In the meantime, you are reading this material, hard workers from processor concerns
are developing their own technologies to integrate GPUs into CPUs. From the outside AMD All
it’s clear: they have tremendous experience acquired along with ATI.
The creation of “microdevices”, Fusion, will consist of several cores under
codename Bulldozer and video chip RV710 (Kong). Their relationship will be
carried out through the improved HyperTransport bus. Depending on the
number of cores and their frequency characteristics AMD plans to create a whole price
hierarchy of "stones". It is also planned to produce processors for laptops (Falcon),
and for multimedia gadgets (Bobcat). Moreover, it is the application of technology
in portable devices will be the initial challenge for Canadians. With development
parallel computing, the use of such “stones” should be very popular.
Intel a little behind on time with his Larrabee. Products AMD,
if nothing happens, they will appear on store shelves in late 2009 - early
2010. And the enemy’s decision will come to light only in almost two
of the year.
Larrabee will have a large number (read: hundreds) of cores. At the beginning
There will also be products designed for 8 – 64 cores. They are very similar to Pentium, but
quite heavily reworked. Each core has 256 kilobytes of L2 cache
(its size will increase over time). The relationship will be carried out through
1024-bit bidirectional ring bus. Intel says their "child" will be
work perfectly with DirectX and Open GL API (for Apple developers), so no
no software intervention is required.
Why did I tell you all this? It is obvious that Larrabee and Fusion will not displace
regular, stationary processors from the market, just as they will not be forced out of the market
video cards. For gamers and extreme sports enthusiasts, the ultimate dream will still remain
multi-core CPU and a tandem of several top-end VGAs. But what even
processor companies are switching to parallel computing based on the principles
similar to GPGPU, says a lot. In particular, about what such
technology like CUDA has a right to exist and, most likely, will
very popular.
A short summary
Parallel computing using a video card is just a good tool
in the hands of a hardworking programmer. Hardly processors led by Moore's law
the end will come. Companies NVIDIA there is still a long way to go
promoting its API to the masses (the same can be said about the brainchild ATI/AMD).
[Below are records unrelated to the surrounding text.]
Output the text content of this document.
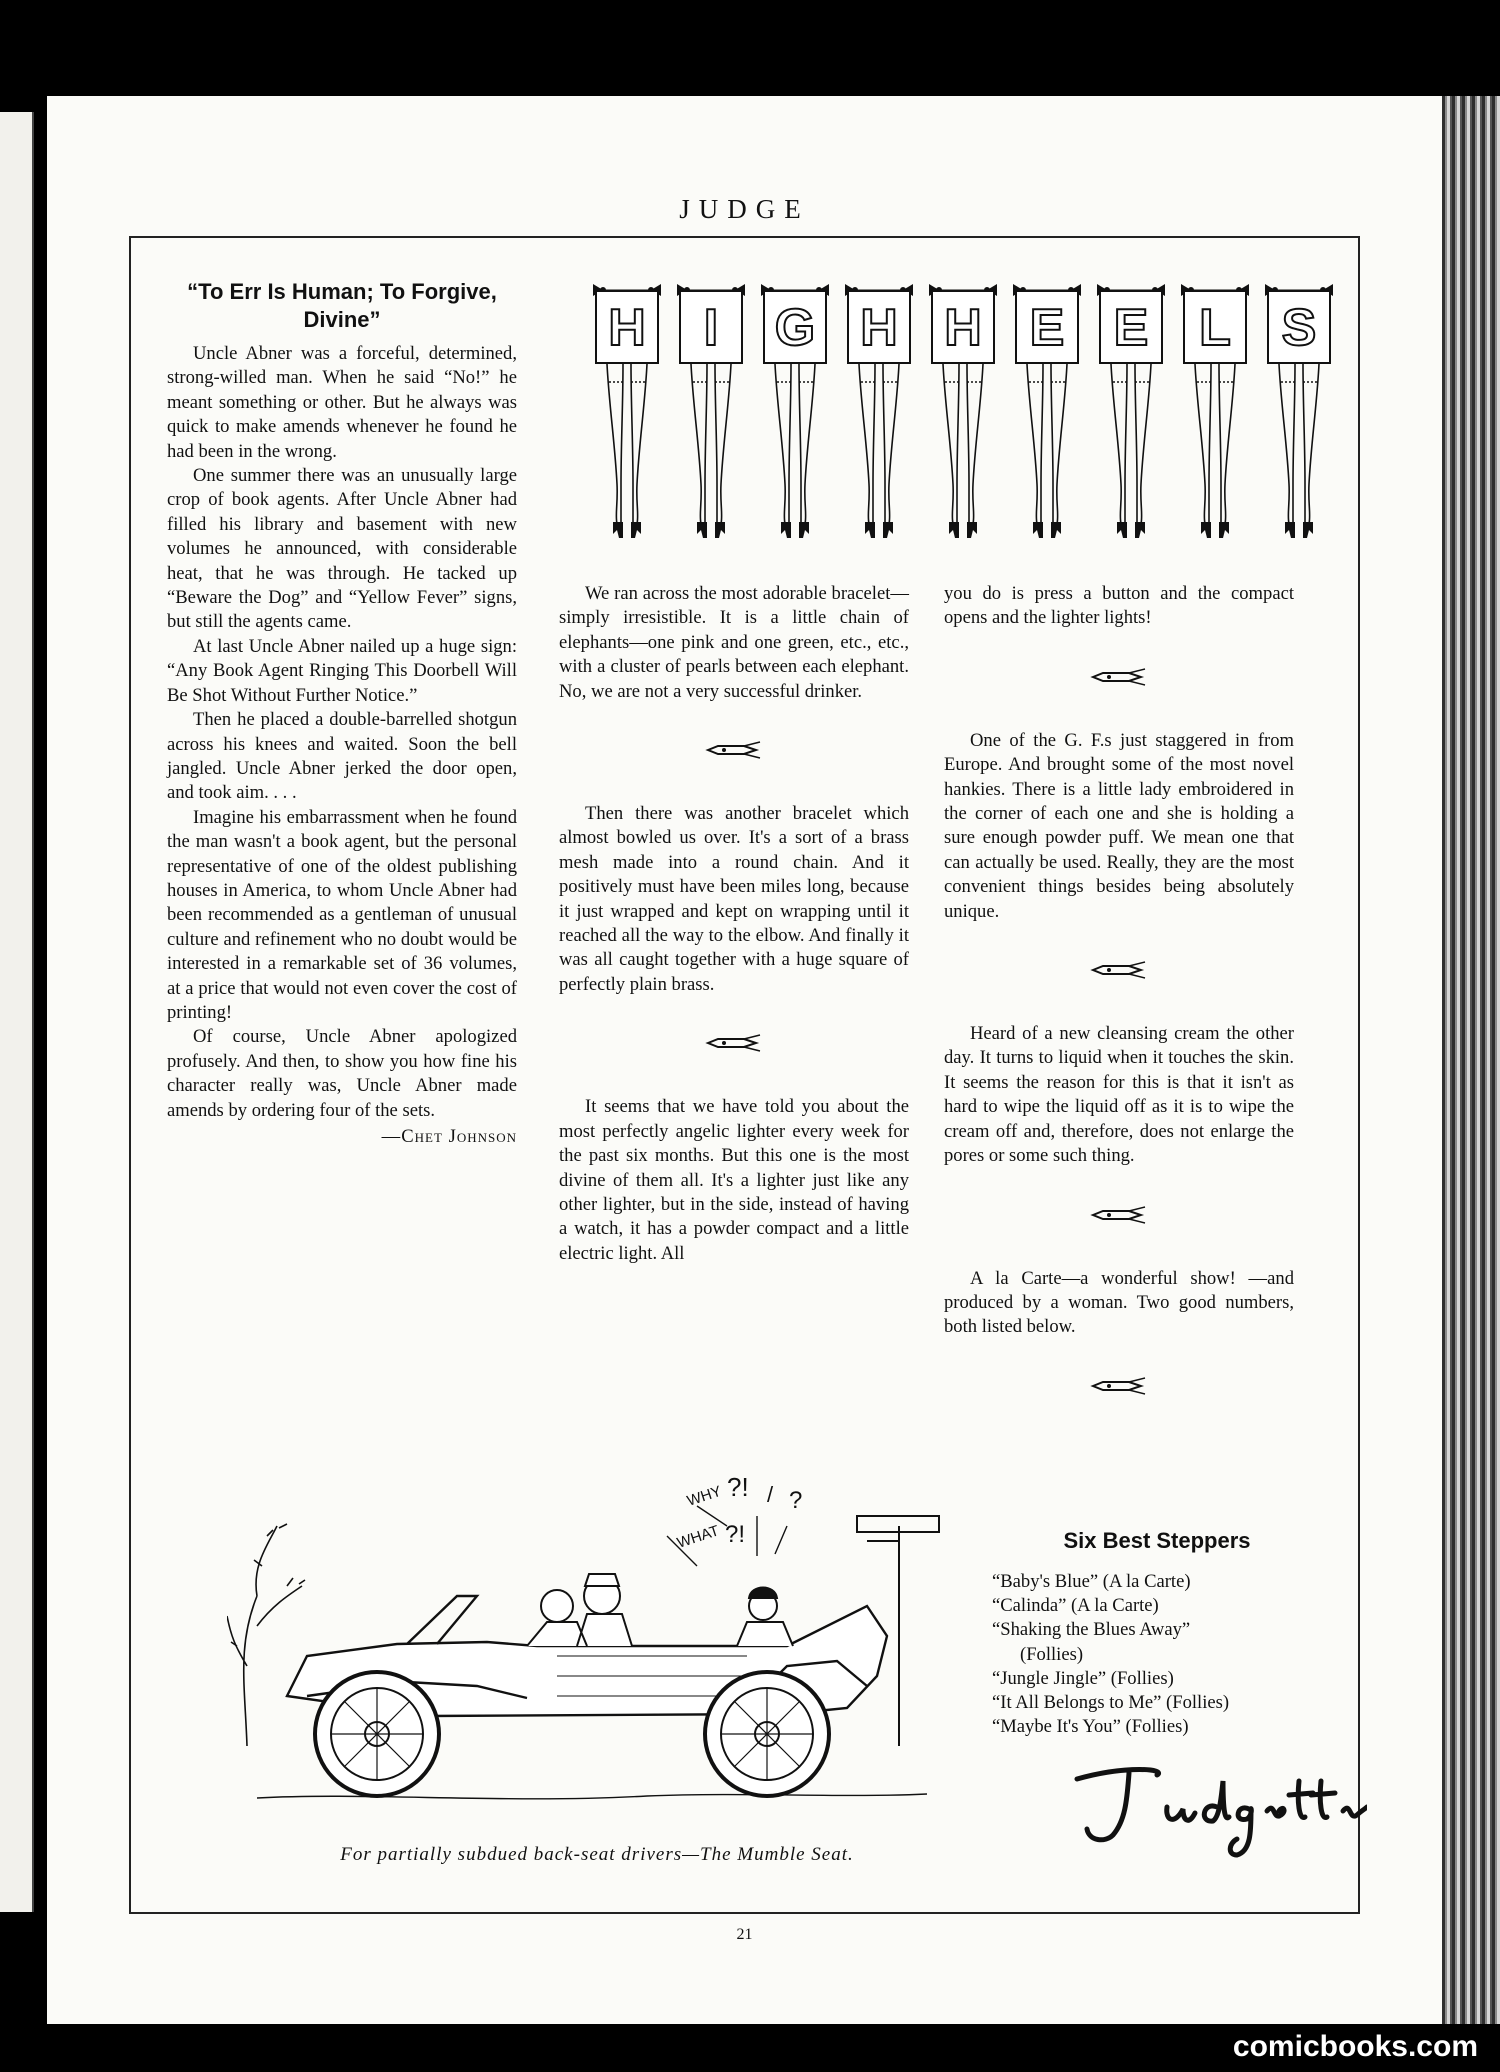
JUDGE
“To Err Is Human; To Forgive, Divine”

Uncle Abner was a forceful, determined, strong-willed man. When he said “No!” he meant something or other. But he always was quick to make amends whenever he found he had been in the wrong.

One summer there was an unusually large crop of book agents. After Uncle Abner had filled his library and basement with new volumes he announced, with considerable heat, that he was through. He tacked up “Beware the Dog” and “Yellow Fever” signs, but still the agents came.

At last Uncle Abner nailed up a huge sign: “Any Book Agent Ringing This Doorbell Will Be Shot Without Further Notice.”

Then he placed a double-barrelled shotgun across his knees and waited. Soon the bell jangled. Uncle Abner jerked the door open, and took aim. . . .

Imagine his embarrassment when he found the man wasn't a book agent, but the personal representative of one of the oldest publishing houses in America, to whom Uncle Abner had been recommended as a gentleman of unusual culture and refinement who no doubt would be interested in a remarkable set of 36 volumes, at a price that would not even cover the cost of printing!

Of course, Uncle Abner apologized profusely. And then, to show you how fine his character really was, Uncle Abner made amends by ordering four of the sets.

—Chet Johnson
H	I	G H H E E L S

We ran across the most adorable bracelet—simply irresistible. It is a little chain of elephants—one pink and one green, etc., etc., with a cluster of pearls between each elephant. No, we are not a very successful drinker.

Then there was another bracelet which almost bowled us over. It's a sort of a brass mesh made into a round chain. And it positively must have been miles long, because it just wrapped and kept on wrapping until it reached all the way to the elbow. And finally it was all caught together with a huge square of perfectly plain brass.

It seems that we have told you about the most perfectly angelic lighter every week for the past six months. But this one is the most divine of them all. It's a lighter just like any other lighter, but in the side, instead of having a watch, it has a powder compact and a little electric light. All

you do is press a button and the compact opens and the lighter lights!

One of the G. F.s just staggered in from Europe. And brought some of the most novel hankies. There is a little lady embroidered in the corner of each one and she is holding a sure enough powder puff. We mean one that can actually be used. Really, they are the most convenient things besides being absolutely unique.

Heard of a new cleansing cream the other day. It turns to liquid when it touches the skin. It seems the reason for this is that it isn't as hard to wipe the liquid off as it is to wipe the cream off and, therefore, does not enlarge the pores or some such thing.

A la Carte—a wonderful show! —and produced by a woman. Two good numbers, both listed below.

WHY ?! / ?
WHAT ?!
For partially subdued back-seat drivers—The Mumble Seat.
Six Best Steppers
“Baby's Blue” (A la Carte)
“Calinda” (A la Carte)
“Shaking the Blues Away”
(Follies)
“Jungle Jingle” (Follies)
“It All Belongs to Me” (Follies)
“Maybe It's You” (Follies)
21
comicbooks.com
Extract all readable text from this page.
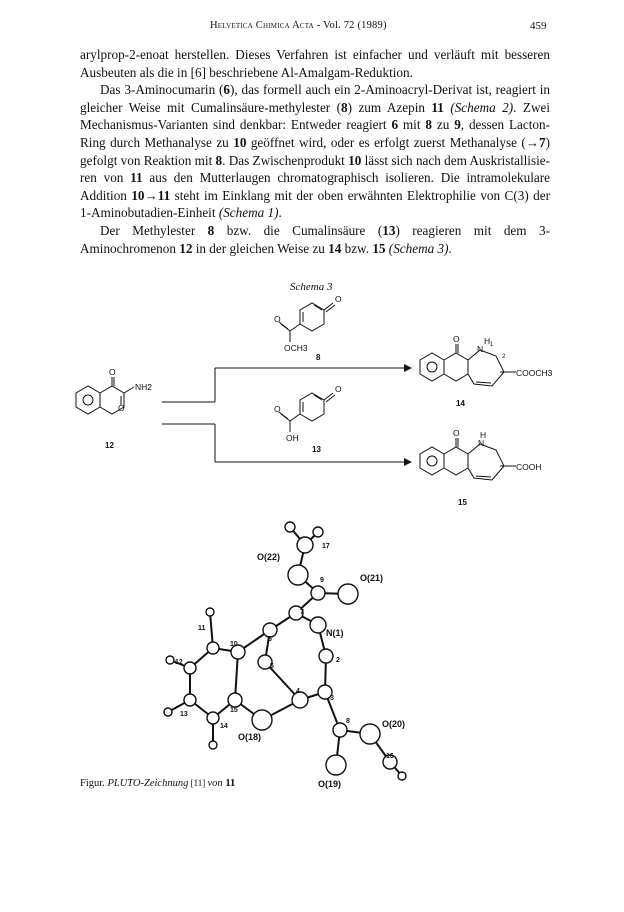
Helvetica Chimica Acta - Vol. 72 (1989)	459

arylprop-2-enoat herstellen. Dieses Verfahren ist einfacher und verläuft mit besseren Ausbeuten als die in [6] beschriebene Al-Amalgam-Reduktion.

Das 3-Aminocumarin (6), das formell auch ein 2-Aminoacryl-Derivat ist, reagiert in gleicher Weise mit Cumalinsäure-methylester (8) zum Azepin 11 (Schema 2). Zwei Mechanismus-Varianten sind denkbar: Entweder reagiert 6 mit 8 zu 9, dessen Lacton-Ring durch Methanalyse zu 10 geöffnet wird, oder es erfolgt zuerst Methanalyse (→7) gefolgt von Reaktion mit 8. Das Zwischenprodukt 10 lässt sich nach dem Auskristallisie-ren von 11 aus den Mutterlaugen chromatographisch isolieren. Die intramolekulare Addition 10→11 steht im Einklang mit der oben erwähnten Elektrophilie von C(3) der 1-Aminobutadien-Einheit (Schema 1).

Der Methylester 8 bzw. die Cumalinsäure (13) reagieren mit dem 3-Aminochromenon 12 in der gleichen Weise zu 14 bzw. 15 (Schema 3).

Schema 3
O
O
OCH3
O
O
OH
O
NH2
O
O
N
H 1
2
COOCH3
O
N
H
COOH
8
12	13
14
15
O(22)
17
9	O(21)
7
N(1)
6
11
10
5
2
12
4
3
15
13
14
O(18)
8	O(20)
16
O(19)
Figur. PLUTO-Zeichnung [11] von 11
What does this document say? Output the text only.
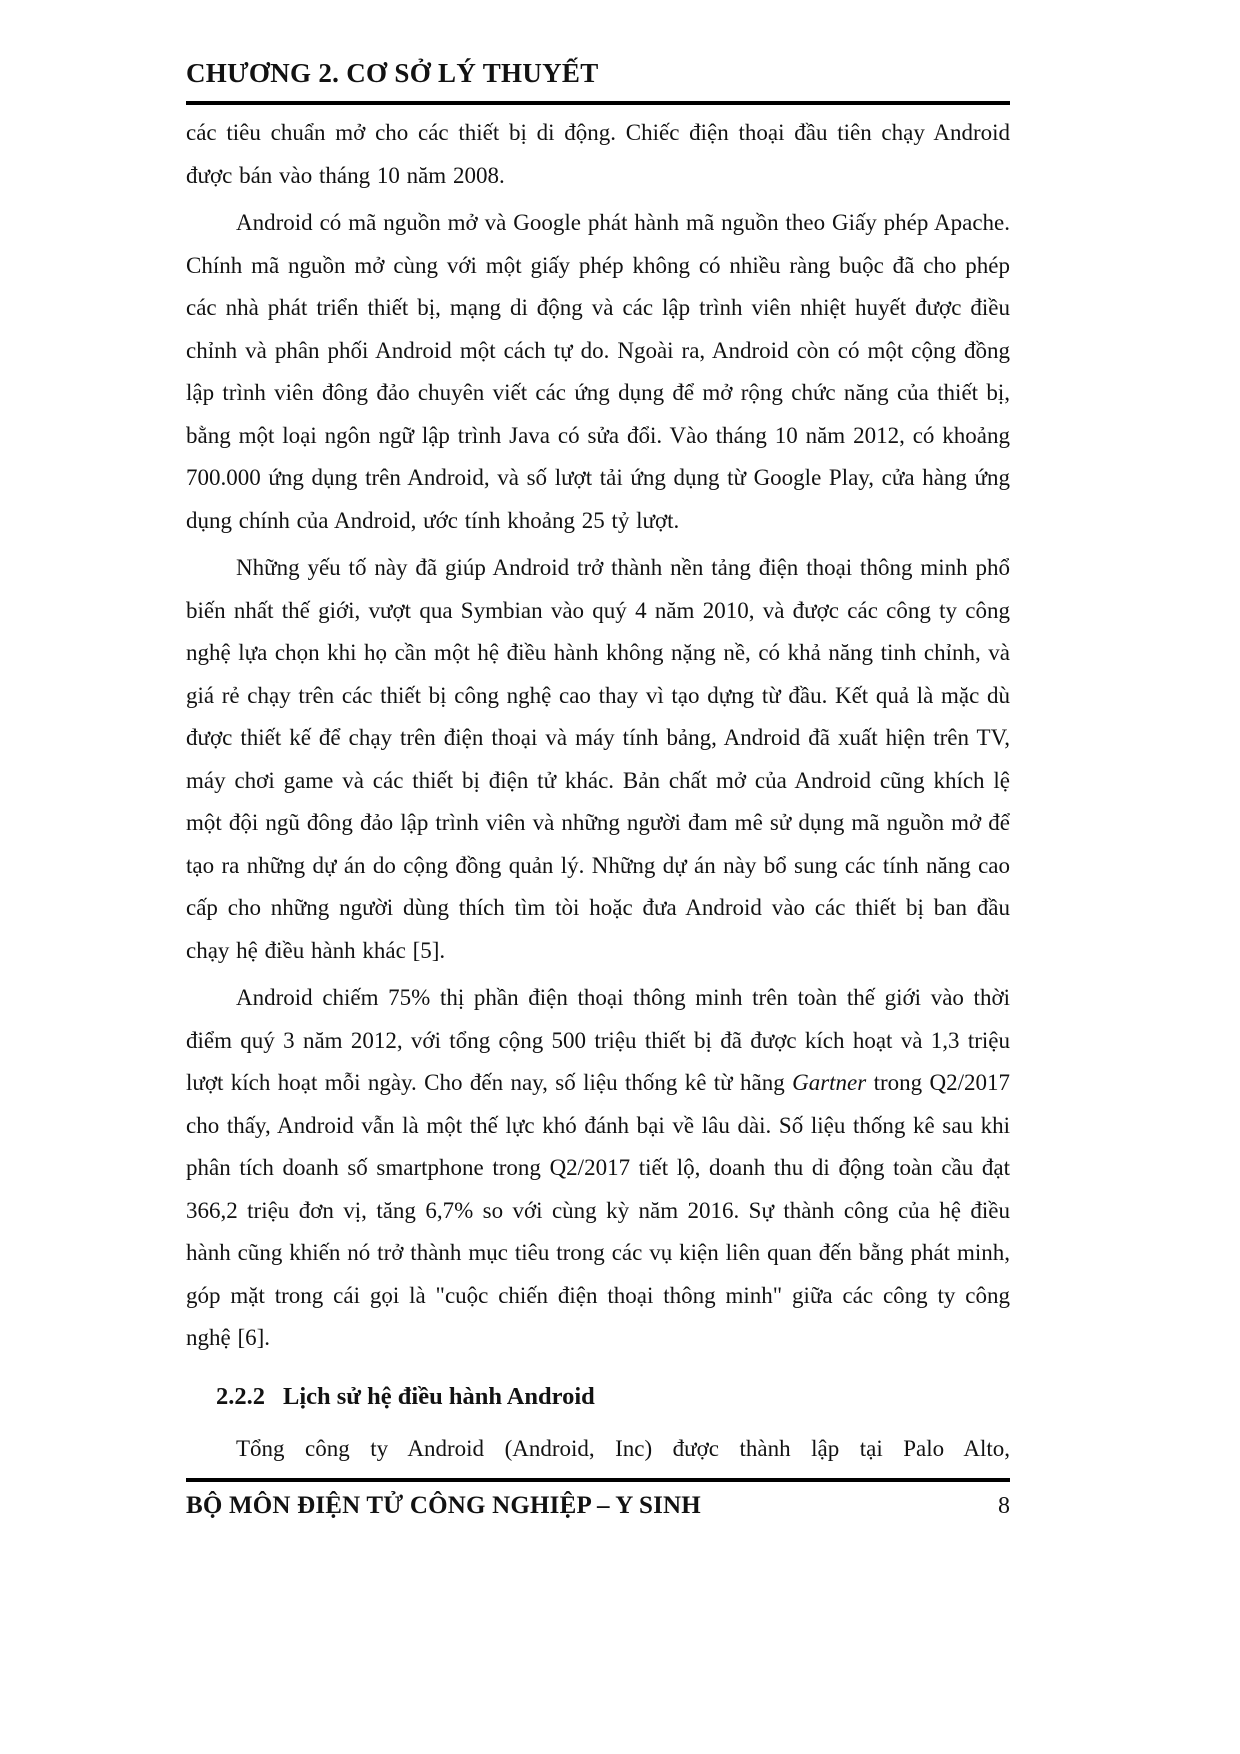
CHƯƠNG 2. CƠ SỞ LÝ THUYẾT

các tiêu chuẩn mở cho các thiết bị di động. Chiếc điện thoại đầu tiên chạy Android được bán vào tháng 10 năm 2008.

Android có mã nguồn mở và Google phát hành mã nguồn theo Giấy phép Apache. Chính mã nguồn mở cùng với một giấy phép không có nhiều ràng buộc đã cho phép các nhà phát triển thiết bị, mạng di động và các lập trình viên nhiệt huyết được điều chỉnh và phân phối Android một cách tự do. Ngoài ra, Android còn có một cộng đồng lập trình viên đông đảo chuyên viết các ứng dụng để mở rộng chức năng của thiết bị, bằng một loại ngôn ngữ lập trình Java có sửa đổi. Vào tháng 10 năm 2012, có khoảng 700.000 ứng dụng trên Android, và số lượt tải ứng dụng từ Google Play, cửa hàng ứng dụng chính của Android, ước tính khoảng 25 tỷ lượt.

Những yếu tố này đã giúp Android trở thành nền tảng điện thoại thông minh phổ biến nhất thế giới, vượt qua Symbian vào quý 4 năm 2010, và được các công ty công nghệ lựa chọn khi họ cần một hệ điều hành không nặng nề, có khả năng tinh chỉnh, và giá rẻ chạy trên các thiết bị công nghệ cao thay vì tạo dựng từ đầu. Kết quả là mặc dù được thiết kế để chạy trên điện thoại và máy tính bảng, Android đã xuất hiện trên TV, máy chơi game và các thiết bị điện tử khác. Bản chất mở của Android cũng khích lệ một đội ngũ đông đảo lập trình viên và những người đam mê sử dụng mã nguồn mở để tạo ra những dự án do cộng đồng quản lý. Những dự án này bổ sung các tính năng cao cấp cho những người dùng thích tìm tòi hoặc đưa Android vào các thiết bị ban đầu chạy hệ điều hành khác [5].

Android chiếm 75% thị phần điện thoại thông minh trên toàn thế giới vào thời điểm quý 3 năm 2012, với tổng cộng 500 triệu thiết bị đã được kích hoạt và 1,3 triệu lượt kích hoạt mỗi ngày. Cho đến nay, số liệu thống kê từ hãng Gartner trong Q2/2017 cho thấy, Android vẫn là một thế lực khó đánh bại về lâu dài. Số liệu thống kê sau khi phân tích doanh số smartphone trong Q2/2017 tiết lộ, doanh thu di động toàn cầu đạt 366,2 triệu đơn vị, tăng 6,7% so với cùng kỳ năm 2016. Sự thành công của hệ điều hành cũng khiến nó trở thành mục tiêu trong các vụ kiện liên quan đến bằng phát minh, góp mặt trong cái gọi là "cuộc chiến điện thoại thông minh" giữa các công ty công nghệ [6].

2.2.2 Lịch sử hệ điều hành Android

Tổng công ty Android (Android, Inc) được thành lập tại Palo Alto,

BỘ MÔN ĐIỆN TỬ CÔNG NGHIỆP – Y SINH	8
What it will be like, the future will show. So CUDA will be back :).
P.S. I recommend that beginner programmers and interested people visit
the following “virtual establishments”:
NVIDIA official website and website
GPGPU.com. All
the information provided is on English language, but at least thank you for not
Chinese So go for it! I hope that the author helped you at least a little
exciting journeys into CUDA exploration!